FG :** Non, je ne m'occupe jamais d'un dossier qui n'est pas le mien sans qu'un joueur me le demande. D'autre part, lorsque je travaille pour un joueur je le fais de façon exclusive. Lorsqu'il y a plusieurs agents, il y a plusieurs discours, plusieurs interlocuteurs, et dans ces milieux-là la discrétion est de mise. Quand il y a trop d'interlocuteurs, les clubs se fatiguent. Je préfère donc ne parler que de mes dossiers.

**FM : Les clubs peuvent également mandater des agents pour placer un joueur, chose qui a été énormément mise en œuvre durant ce mercato. Avez-vous vous-même fait l'objet de ce genre de sollicitations ?

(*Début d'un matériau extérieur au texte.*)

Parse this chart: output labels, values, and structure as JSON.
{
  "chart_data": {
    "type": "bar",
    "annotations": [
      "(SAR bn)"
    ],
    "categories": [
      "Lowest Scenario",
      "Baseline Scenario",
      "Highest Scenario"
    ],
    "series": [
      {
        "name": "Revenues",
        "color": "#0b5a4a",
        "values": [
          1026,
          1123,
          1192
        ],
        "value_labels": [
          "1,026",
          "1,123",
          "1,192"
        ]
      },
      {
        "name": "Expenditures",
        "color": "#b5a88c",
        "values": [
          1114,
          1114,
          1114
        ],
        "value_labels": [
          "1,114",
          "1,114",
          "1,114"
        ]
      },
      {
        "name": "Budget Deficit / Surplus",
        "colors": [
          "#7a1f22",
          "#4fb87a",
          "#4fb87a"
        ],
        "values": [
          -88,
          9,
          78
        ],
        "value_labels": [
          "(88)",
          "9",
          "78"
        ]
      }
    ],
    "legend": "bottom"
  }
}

FG :** Bien sûr. Cela ne date pas d'aujourd'hui. Un agent, est souvent critiqué, mais ça arrange les clubs. Car quand un club vous dit qu'il aimerait faire disparaitre X de son club et qu'il aimerait que vous vous en occupiez, le club est tranquille car il y a de la discrétion, ils n'ont pas à le dire aux joueurs, ils parlent à des agents en qui ils ont confiance. Tout ça évite les vagues au sein de l'entreprise.

**FM : Parmi les joueurs avec qui vous travaillez, Sidney Govou et Mahamadou Diarra sont pour l'heure libres. Où en sont-ils ?

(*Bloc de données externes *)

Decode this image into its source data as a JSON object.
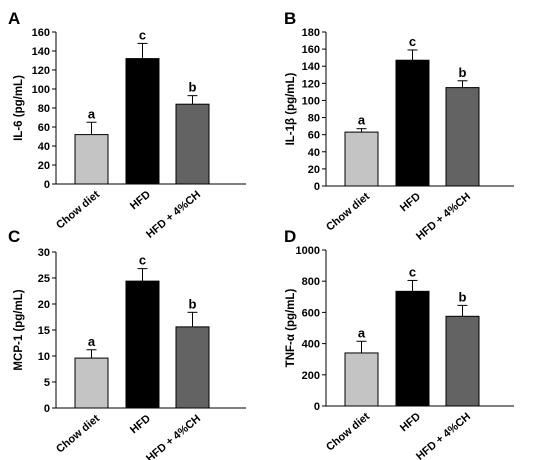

FG :** Suite à sa grave blessure, je touche du bois, Sidney court à nouveau, il fait des appuis. On peut estimer que, d’ici quelques jours, il va pouvoir retoucher le ballon. Il revient du diable vauvert tellement sa blessure a été compliquée. Mahamadou Diarra, c'est pareil. Lorsqu'il était au Real Madrid et qu'il était blessé, j'allais le voir à l'hôpital, je lui demandais comment pouvait-il être dans cet état. Et il me répondait que Dieu n'avait pas inventé l'homme pour jouer au football (rires). Je trouve qu'on en fait beaucoup, ce ne sont pas mes machines, les tendons s'usent. Même s'ils ne retrouvent pas de club, ce n'est pas dramatique, car ils ont eu une très belle carrière, ont vécu des moments d'exception.

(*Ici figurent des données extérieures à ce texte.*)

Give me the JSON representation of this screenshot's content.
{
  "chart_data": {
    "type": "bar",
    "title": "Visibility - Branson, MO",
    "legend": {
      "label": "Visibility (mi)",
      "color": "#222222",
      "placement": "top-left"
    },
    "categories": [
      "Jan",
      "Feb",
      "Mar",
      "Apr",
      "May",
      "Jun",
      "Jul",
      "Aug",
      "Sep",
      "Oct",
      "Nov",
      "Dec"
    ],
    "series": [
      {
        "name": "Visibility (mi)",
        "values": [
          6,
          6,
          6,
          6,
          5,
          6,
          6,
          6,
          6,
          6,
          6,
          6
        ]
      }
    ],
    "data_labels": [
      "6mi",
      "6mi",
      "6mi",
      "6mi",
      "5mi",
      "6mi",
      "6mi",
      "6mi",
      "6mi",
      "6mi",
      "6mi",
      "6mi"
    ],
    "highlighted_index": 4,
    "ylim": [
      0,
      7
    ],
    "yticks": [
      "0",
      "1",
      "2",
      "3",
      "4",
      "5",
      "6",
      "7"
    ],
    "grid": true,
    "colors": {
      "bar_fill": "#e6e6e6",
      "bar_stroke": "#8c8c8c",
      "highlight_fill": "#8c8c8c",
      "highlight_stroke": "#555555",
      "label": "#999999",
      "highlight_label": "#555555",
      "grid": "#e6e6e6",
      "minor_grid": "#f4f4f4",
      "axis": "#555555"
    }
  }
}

**FM : Avez-vous des touches pour eux ?

FG :** Oui, bien sûr, des clubs m'appellent. Paradoxalement ce sont des clubs exotiques, ce qui leur fait changer beaucoup de choses dans leur vie. Ils y réfléchissent. Pour des joueurs en fin de carrière, c'est très loin du contexte financier que l'on peut imaginer.